Le second arrêt cité, à savoir l'ATF 112 III 52, concerne le séquestre d'un compte joint dont des époux étaient co-titulaires avec signatures individuelles. Il diffère toutefois du cas qui nous occupe par le fait qu’il était établi que les époux étaient créanciers solidaires envers la banque, alors qu’en l’occurrence cet élément n’a pas – encore – été prouvé. En effet, les décisions rendues par le Tribunal ou la Chambre de surveillance dans le cadre des procédures opposant la plaignante aux débiteurs séquestrés n'ont pas statué définitivement sur cette question. Les juridictions concernées n’ont examiné cette problématique que sous l’angle de la vraisemblance. Comme indiqué précédemment, cette question fait l'objet de la procédure en validation du séquestre actuellement pendante devant le Tribunal.

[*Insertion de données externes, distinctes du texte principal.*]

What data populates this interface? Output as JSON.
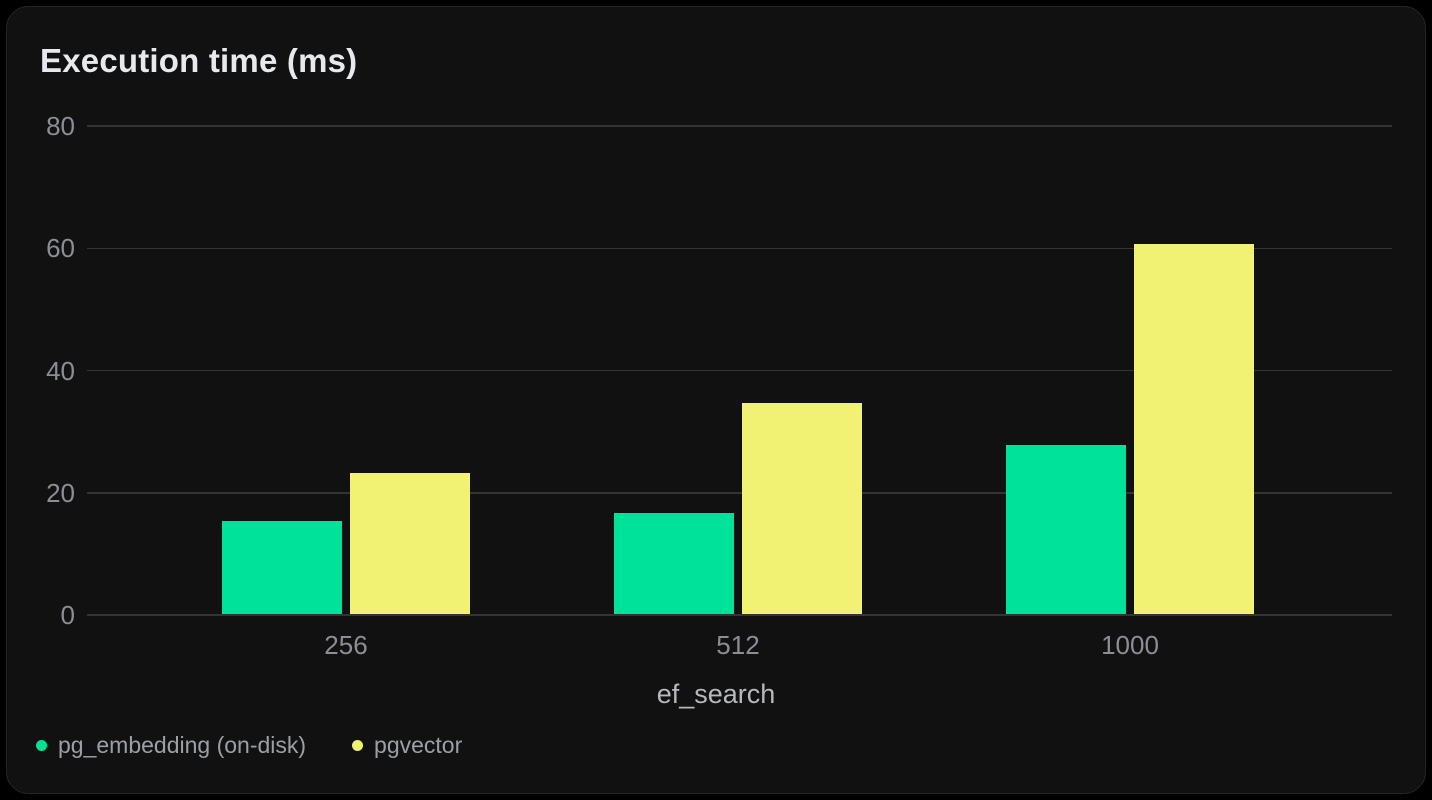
{
  "page": {
    "background": "#000000",
    "card_background": "#101110",
    "card_border": "#242524",
    "gridline_color": "#333433",
    "title_color": "#e8e9ec",
    "tick_color": "#8d8d95",
    "axis_label_color": "#b7b8bd",
    "legend_text_color": "#9ca0a6"
  },
  "chart_data": {
    "type": "bar",
    "title": "Execution time (ms)",
    "xlabel": "ef_search",
    "ylabel": "",
    "categories": [
      "256",
      "512",
      "1000"
    ],
    "series": [
      {
        "name": "pg_embedding (on-disk)",
        "color": "#00e29a",
        "values": [
          15.3,
          16.5,
          27.7
        ]
      },
      {
        "name": "pgvector",
        "color": "#f1f173",
        "values": [
          23.1,
          34.6,
          60.5
        ]
      }
    ],
    "ylim": [
      0,
      80
    ],
    "yticks": [
      0,
      20,
      40,
      60,
      80
    ],
    "grid": true,
    "legend_position": "bottom-left"
  }
}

Ainsi, contrairement aux faits à l’origine de l’ATF 112 III 52 – et également de l'ATF 115 III 134 –, il n’est pas certain dans l'affaire qui nous occupe que les poursuites consécutives aux séquestres conduiraient dans tous les cas à la saisie des biens, que ceux-ci appartiennent à l’un ou à l’autre des débiteurs. A ce stade, seule l’existence d’une créance de la plaignante envers sa cocontractante défaillante est établie. Les questions de savoir si les intimés sont débiteurs de cette dette et, dans l'affirmative, s'ils le sont à titre solidaire, font l’objet de l’action en validation du séquestre pendante.

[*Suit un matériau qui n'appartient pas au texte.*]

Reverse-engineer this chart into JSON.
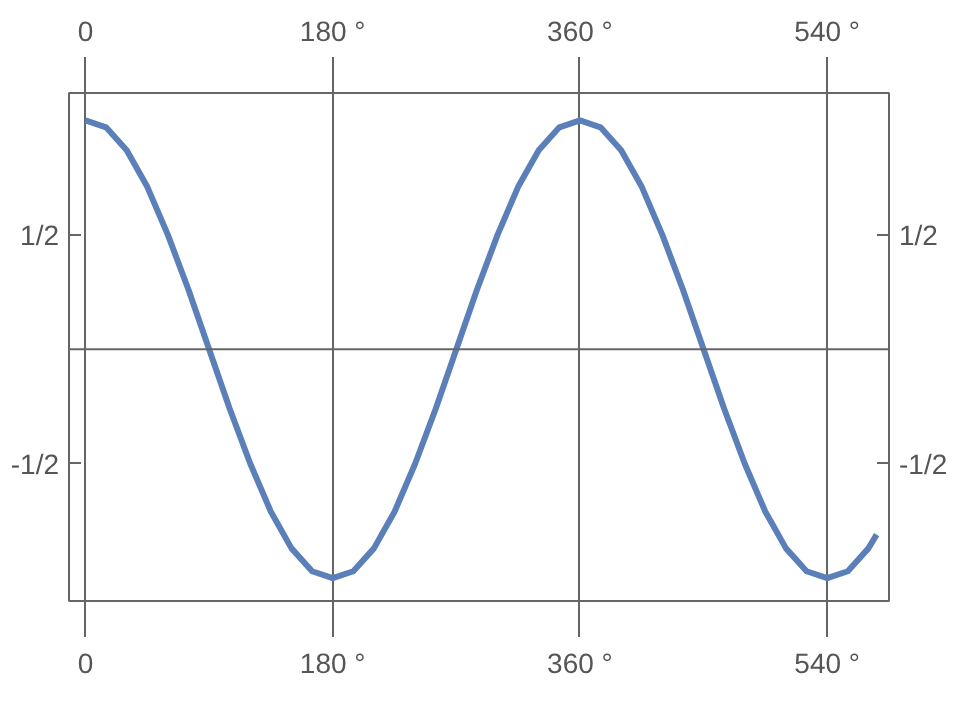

L’action en revendication conserve donc toute son importance.

Le grief de l'appelante sera ainsi rejeté.

3.3.3 Enfin, s'il est vrai que la procédure en contestation de la revendication peut s'avérer lourde et coûteuse compte tenu de la complexité des faits de la cause, de l'existence d'éléments d'extranéité justifiant l'examen du droit étranger (marshallais et/ou américain) ainsi que des questions juridiques qu'elle soulève, de telles considérations ne sont pas pertinentes pour décider de l'ouverture ou non d'une procédure de contestation de la revendication.

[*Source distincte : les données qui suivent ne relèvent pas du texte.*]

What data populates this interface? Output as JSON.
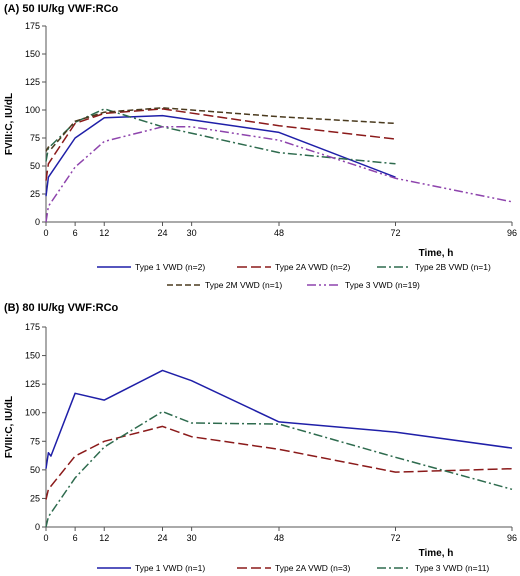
{
  "chart_data": [
    {
      "type": "line",
      "title": "(A) 50 IU/kg VWF:RCo",
      "xlabel": "Time, h",
      "ylabel": "FVIII:C, IU/dL",
      "xlim": [
        0,
        96
      ],
      "ylim": [
        0,
        175
      ],
      "xticks": [
        0,
        6,
        12,
        24,
        30,
        48,
        72,
        96
      ],
      "yticks": [
        0,
        25,
        50,
        75,
        100,
        125,
        150,
        175
      ],
      "grid": false,
      "legend_position": "bottom",
      "series": [
        {
          "name": "Type 1 VWD (n=2)",
          "color": "#1f1fa8",
          "dash": "solid",
          "x": [
            0,
            0.5,
            6,
            12,
            24,
            48,
            72
          ],
          "y": [
            23,
            40,
            75,
            93,
            95,
            80,
            40
          ]
        },
        {
          "name": "Type 2A VWD (n=2)",
          "color": "#8b1a1a",
          "dash": "longdash",
          "x": [
            0,
            0.5,
            6,
            12,
            24,
            48,
            72
          ],
          "y": [
            37,
            52,
            88,
            97,
            101,
            86,
            74
          ]
        },
        {
          "name": "Type 2B VWD (n=1)",
          "color": "#2e6b4e",
          "dash": "dashdot",
          "x": [
            0,
            0.5,
            6,
            12,
            24,
            48,
            72
          ],
          "y": [
            54,
            66,
            89,
            101,
            85,
            62,
            52
          ]
        },
        {
          "name": "Type 2M VWD (n=1)",
          "color": "#4a3a1e",
          "dash": "dashed",
          "x": [
            0,
            0.5,
            1,
            6,
            12,
            24,
            48,
            72
          ],
          "y": [
            63,
            67,
            65,
            90,
            98,
            102,
            94,
            88
          ]
        },
        {
          "name": "Type 3 VWD (n=19)",
          "color": "#8e44ad",
          "dash": "dashdotdot",
          "x": [
            0,
            0.5,
            6,
            12,
            24,
            30,
            48,
            72,
            96
          ],
          "y": [
            0,
            14,
            49,
            72,
            85,
            85,
            73,
            39,
            18
          ]
        }
      ]
    },
    {
      "type": "line",
      "title": "(B) 80 IU/kg VWF:RCo",
      "xlabel": "Time, h",
      "ylabel": "FVIII:C, IU/dL",
      "xlim": [
        0,
        96
      ],
      "ylim": [
        0,
        175
      ],
      "xticks": [
        0,
        6,
        12,
        24,
        30,
        48,
        72,
        96
      ],
      "yticks": [
        0,
        25,
        50,
        75,
        100,
        125,
        150,
        175
      ],
      "grid": false,
      "legend_position": "bottom",
      "series": [
        {
          "name": "Type 1 VWD (n=1)",
          "color": "#1f1fa8",
          "dash": "solid",
          "x": [
            0,
            0.5,
            1,
            6,
            12,
            24,
            30,
            48,
            72,
            96
          ],
          "y": [
            51,
            65,
            62,
            117,
            111,
            137,
            128,
            92,
            83,
            69
          ]
        },
        {
          "name": "Type 2A VWD (n=3)",
          "color": "#8b1a1a",
          "dash": "longdash",
          "x": [
            0,
            0.5,
            6,
            12,
            24,
            30,
            48,
            72,
            96
          ],
          "y": [
            24,
            33,
            62,
            75,
            88,
            79,
            68,
            48,
            51
          ]
        },
        {
          "name": "Type 3 VWD (n=11)",
          "color": "#2e6b4e",
          "dash": "dashdot",
          "x": [
            0,
            0.5,
            6,
            12,
            24,
            30,
            48,
            72,
            96
          ],
          "y": [
            0,
            9,
            43,
            70,
            101,
            91,
            90,
            61,
            33
          ]
        }
      ]
    }
  ]
}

3.4 Il résulte de ce qui précède que l’Office était fondé à entrer en matière sur la revendication de l’intimée et fixer à la plaignante le délai prévu par la loi pour ouvrir action en contestation de cette prétention.

La plainte sera par conséquent rejetée.

4. La procédure de plainte est gratuite (art. 20a al. 2 ch. 5 LP et art. 61 al. 2 let. a OELP) et il ne peut être alloué aucun dépens dans cette procédure (art. 62 al. 2 OELP).

* * * * *


PAR CES MOTIFS,
La Chambre de surveillance :

A la forme :

Déclare recevable la plainte formée les 23 et 26 janvier 2017 par A______ SA contre les avis de revendication établis le 13 janvier 2017 par l'Office des poursuites dans la poursuite n° 14 xxxx36 D.

Au fond :

La rejette.

Siégeant :

Madame Florence KRAUSKOPF, présidente; Madame Natalie OPPATJA et Monsieur Denis KELLER, juges assesseur(e)s; Madame Marie NIERMARECHAL, greffière.

 

La présidente :

Florence KRAUSKOPF

 

La greffière :

Marie NIERMARECHAL

 

 

 

Voie de recours :

Le recours en matière civile au sens de l’art. 72 al. 2 let. a de la loi sur le Tribunal fédéral du 17 juin 2005 (LTF; RS 173.110) est ouvert contre les décisions prises par la Chambre de surveillance des Offices des poursuites et des faillites, unique autorité cantonale de surveillance en matière de poursuite pour dettes et faillite (art. 126 LOJ). Il doit être déposé devant le Tribunal fédéral, 1000 Lausanne 14, dans les dix jours qui suivent la notification de l'expédition complète de la présente décision (art. 100 al. 1 et 2 let. a LTF) ou dans les cinq jours en matière de poursuite pour effets de change (art. 100 al. 3 let. a LTF). L’art. 119 al. 1 LTF prévoit que si une partie forme un recours ordinaire et un recours constitutionnel, elle doit déposer les deux recours dans un seul mémoire. Le recours doit être rédigé dans une langue officielle, indiquer les conclusions, en quoi l'acte attaqué viole le droit et les moyens de preuve, et être signé (art. 42 LTF).

Le recours doit être adressé au Tribunal fédéral, 1000 Lausanne 14.